Question

Ratio of thermal energy released in two resistors R and 3R connected in parallel in an electric circuit is:

• A. 1 : 1
• B. 1 : 3
• C. 1 : 27
• D. 3 : 1

Hint:

 For power dissipation in parallel circuits:
• Power is inversely proportional to resistance in parallel arrangements.
• Compare power ratios directly using \(P ∝ 1/R\).

Answer 1

The Correct Option is D

To solve the problem of finding the ratio of thermal energy released in two resistors \( R \) and \( 3R \) connected in parallel in an electric circuit, we need to understand how power dissipated or energy released in resistive components is calculated.

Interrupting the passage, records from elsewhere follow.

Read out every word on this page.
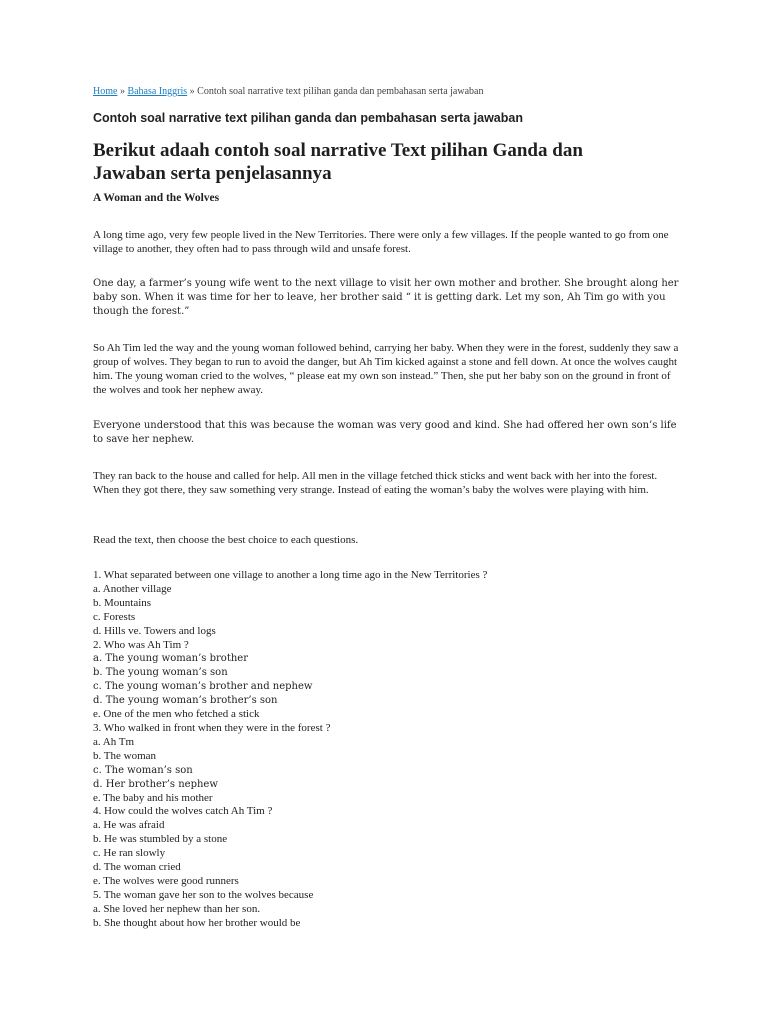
Home » Bahasa Inggris » Contoh soal narrative text pilihan ganda dan pembahasan serta jawaban
Contoh soal narrative text pilihan ganda dan pembahasan serta jawaban
Berikut adaah contoh soal narrative Text pilihan Ganda dan Jawaban serta penjelasannya
A Woman and the Wolves

A long time ago, very few people lived in the New Territories. There were only a few villages. If the people wanted to go from one village to another, they often had to pass through wild and unsafe forest.

One day, a farmer’s young wife went to the next village to visit her own mother and brother. She brought along her baby son. When it was time for her to leave, her brother said “ it is getting dark. Let my son, Ah Tim go with you though the forest.”

So Ah Tim led the way and the young woman followed behind, carrying her baby. When they were in the forest, suddenly they saw a group of wolves. They began to run to avoid the danger, but Ah Tim kicked against a stone and fell down. At once the wolves caught him. The young woman cried to the wolves, “ please eat my own son instead.” Then, she put her baby son on the ground in front of the wolves and took her nephew away.

Everyone understood that this was because the woman was very good and kind. She had offered her own son’s life to save her nephew.

They ran back to the house and called for help. All men in the village fetched thick sticks and went back with her into the forest. When they got there, they saw something very strange. Instead of eating the woman’s baby the wolves were playing with him.

Read the text, then choose the best choice to each questions.

1. What separated between one village to another a long time ago in the New Territories ?
a. Another village
b. Mountains
c. Forests
d. Hills ve. Towers and logs
2. Who was Ah Tim ?
a. The young woman’s brother
b. The young woman’s son
c. The young woman’s brother and nephew
d. The young woman’s brother’s son
e. One of the men who fetched a stick
3. Who walked in front when they were in the forest ?
a. Ah Tm
b. The woman
c. The woman’s son
d. Her brother’s nephew
e. The baby and his mother
4. How could the wolves catch Ah Tim ?
a. He was afraid
b. He was stumbled by a stone
c. He ran slowly
d. The woman cried
e. The wolves were good runners
5. The woman gave her son to the wolves because
a. She loved her nephew than her son.
b. She thought about how her brother would be
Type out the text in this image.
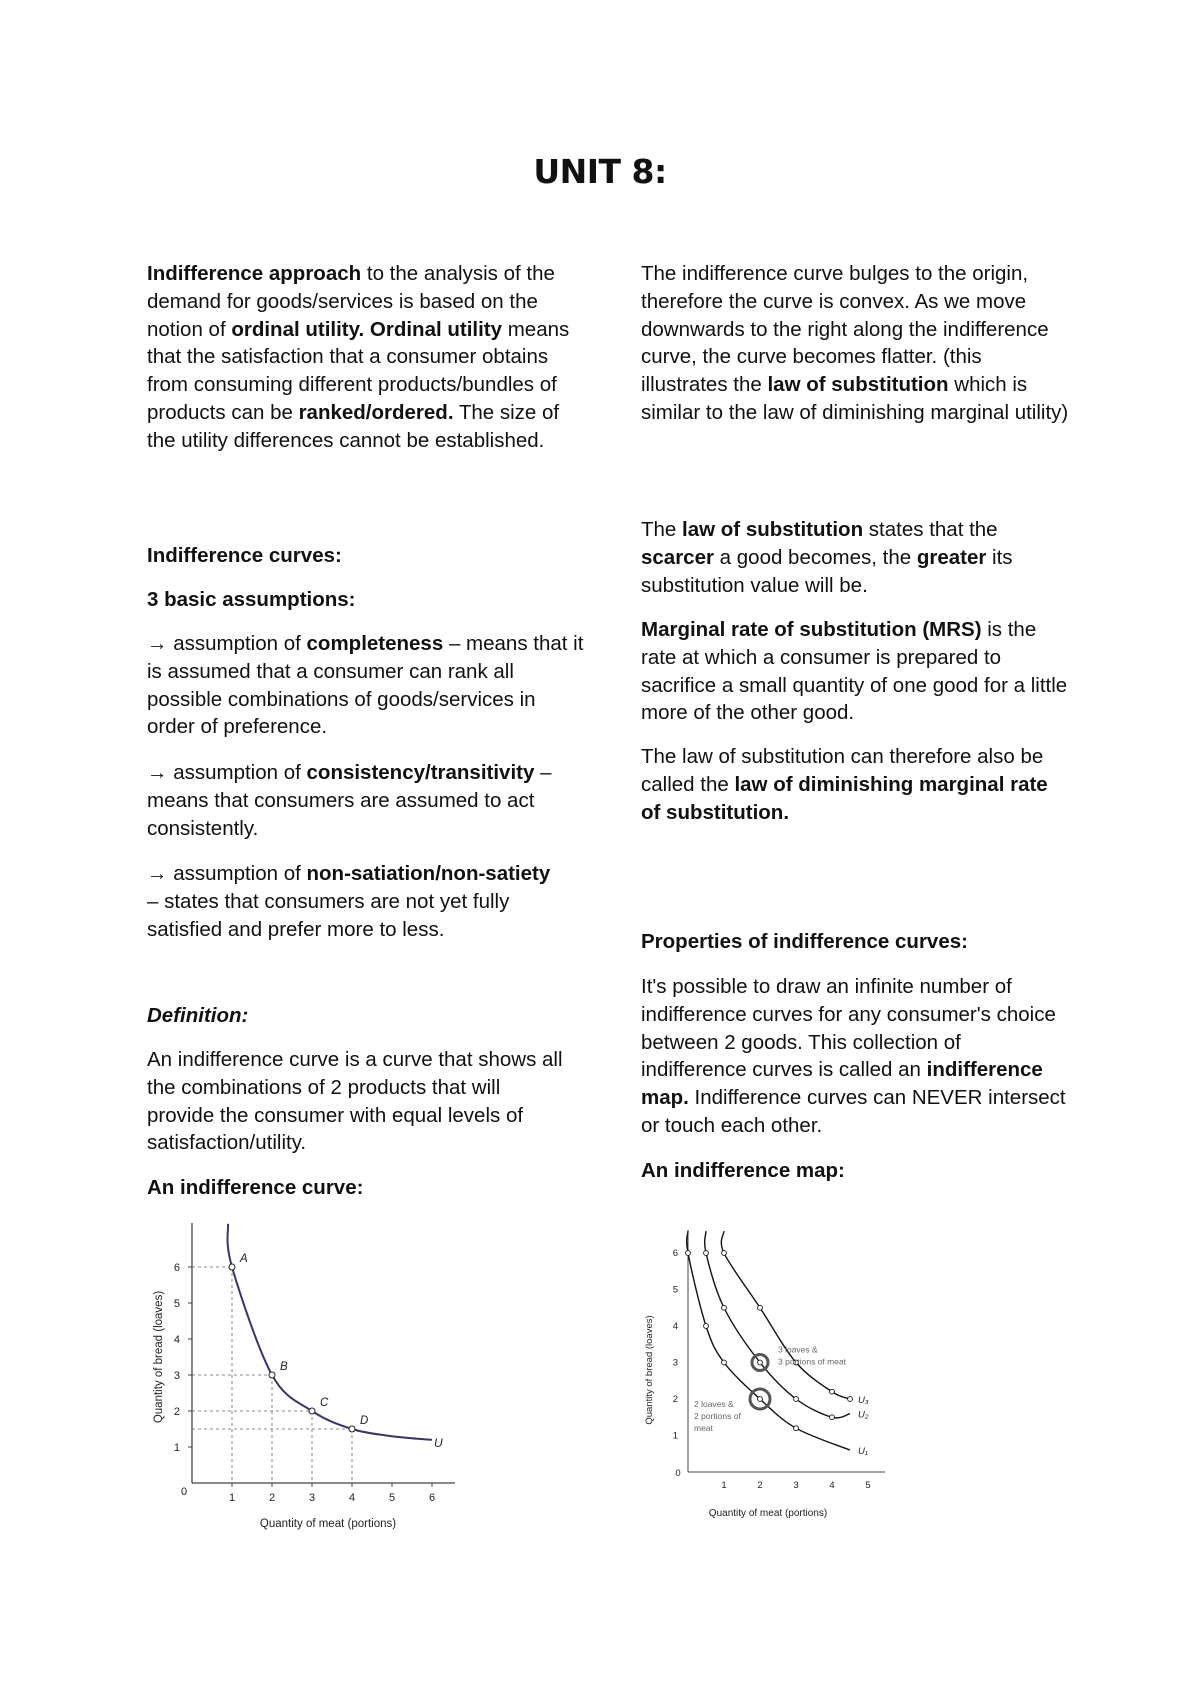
UNIT 8:

Indifference approach to the analysis of the demand for goods/services is based on the notion of ordinal utility. Ordinal utility means that the satisfaction that a consumer obtains from consuming different products/bundles of products can be ranked/ordered. The size of the utility differences cannot be established.

Indifference curves:
3 basic assumptions:

→ assumption of completeness – means that it is assumed that a consumer can rank all possible combinations of goods/services in order of preference.

→ assumption of consistency/transitivity – means that consumers are assumed to act consistently.

→ assumption of non-satiation/non-satiety – states that consumers are not yet fully satisfied and prefer more to less.

Definition:
An indifference curve is a curve that shows all the combinations of 2 products that will provide the consumer with equal levels of satisfaction/utility.
An indifference curve:

The indifference curve bulges to the origin, therefore the curve is convex. As we move downwards to the right along the indifference curve, the curve becomes flatter. (this illustrates the law of substitution which is similar to the law of diminishing marginal utility)

The law of substitution states that the scarcer a good becomes, the greater its substitution value will be.

Marginal rate of substitution (MRS) is the rate at which a consumer is prepared to sacrifice a small quantity of one good for a little more of the other good.

The law of substitution can therefore also be called the law of diminishing marginal rate of substitution.

Properties of indifference curves:

It's possible to draw an infinite number of indifference curves for any consumer's choice between 2 goods. This collection of indifference curves is called an indifference map. Indifference curves can NEVER intersect or touch each other.

An indifference map:
0	1	2	3	4	5	6
1
2
3
4
5
6
A
B
C
D
Quantity of meat (portions)
Quantity of bread (loaves)
U
0
1	2	3	4	5
1
2
3
4
5
6
U₁
U₂
U₃
3 loaves &
3 portions of meat
2 loaves &
2 portions of
meat
Quantity of meat (portions)
Quantity of bread (loaves)
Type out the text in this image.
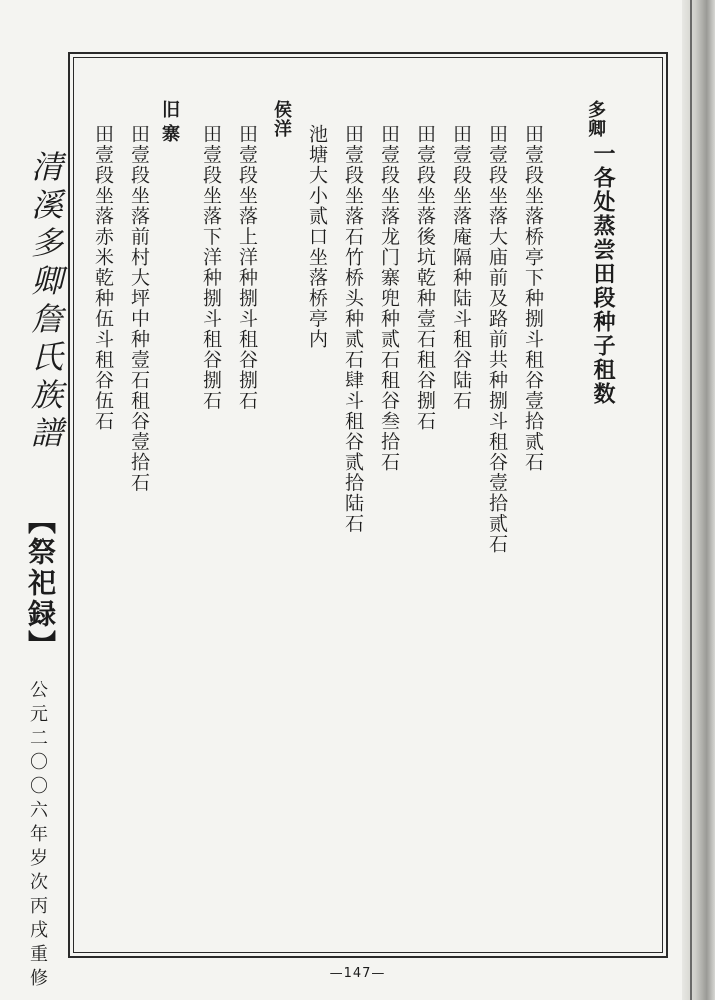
清溪多卿詹氏族譜
【祭祀録】
公元二〇〇六年岁次丙戌重修
多卿
一各处蒸尝田段种子租数
田壹段坐落桥亭下种捌斗租谷壹拾贰石
田壹段坐落大庙前及路前共种捌斗租谷壹拾贰石
田壹段坐落庵隔种陆斗租谷陆石
田壹段坐落後坑乾种壹石租谷捌石
田壹段坐落龙门寨兜种贰石租谷叁拾石
田壹段坐落石竹桥头种贰石肆斗租谷贰拾陆石
池塘大小贰口坐落桥亭内
侯洋
田壹段坐落上洋种捌斗租谷捌石
田壹段坐落下洋种捌斗租谷捌石
旧
寨
田壹段坐落前村大坪中种壹石租谷壹拾石
田壹段坐落赤米乾种伍斗租谷伍石
—147—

When resistors are connected in parallel, the voltage across each resistor is the same. The power dissipated in a resistor can be determined using the formula:

P = \frac{V^2}{R}

where \( V \) is the voltage across the resistor and \( R \) is the resistance.

Given that the resistors \( R \) and \( 3R \) are in parallel and the voltage across both is \( V \), the power dissipated (thermal energy released per unit time) in each resistor is:

1. For resistor \( R \): P_1 = \frac{V^2}{R}
2. For resistor \( 3R \): P_2 = \frac{V^2}{3R}

To find the ratio of the thermal energy released in these two resistors, we calculate:

\text{Ratio} = \frac{P_1}{P_2} = \frac{\frac{V^2}{R}}{\frac{V^2}{3R}} = \frac{V^2}{R} \times \frac{3R}{V^2} = \frac{3R}{R} = 3

The ratio of thermal energy released in resistors \( R \) and \( 3R \) is therefore 3:1.

This calculation confirms the correct answer as 3 : 1, which matches with option provided in the question.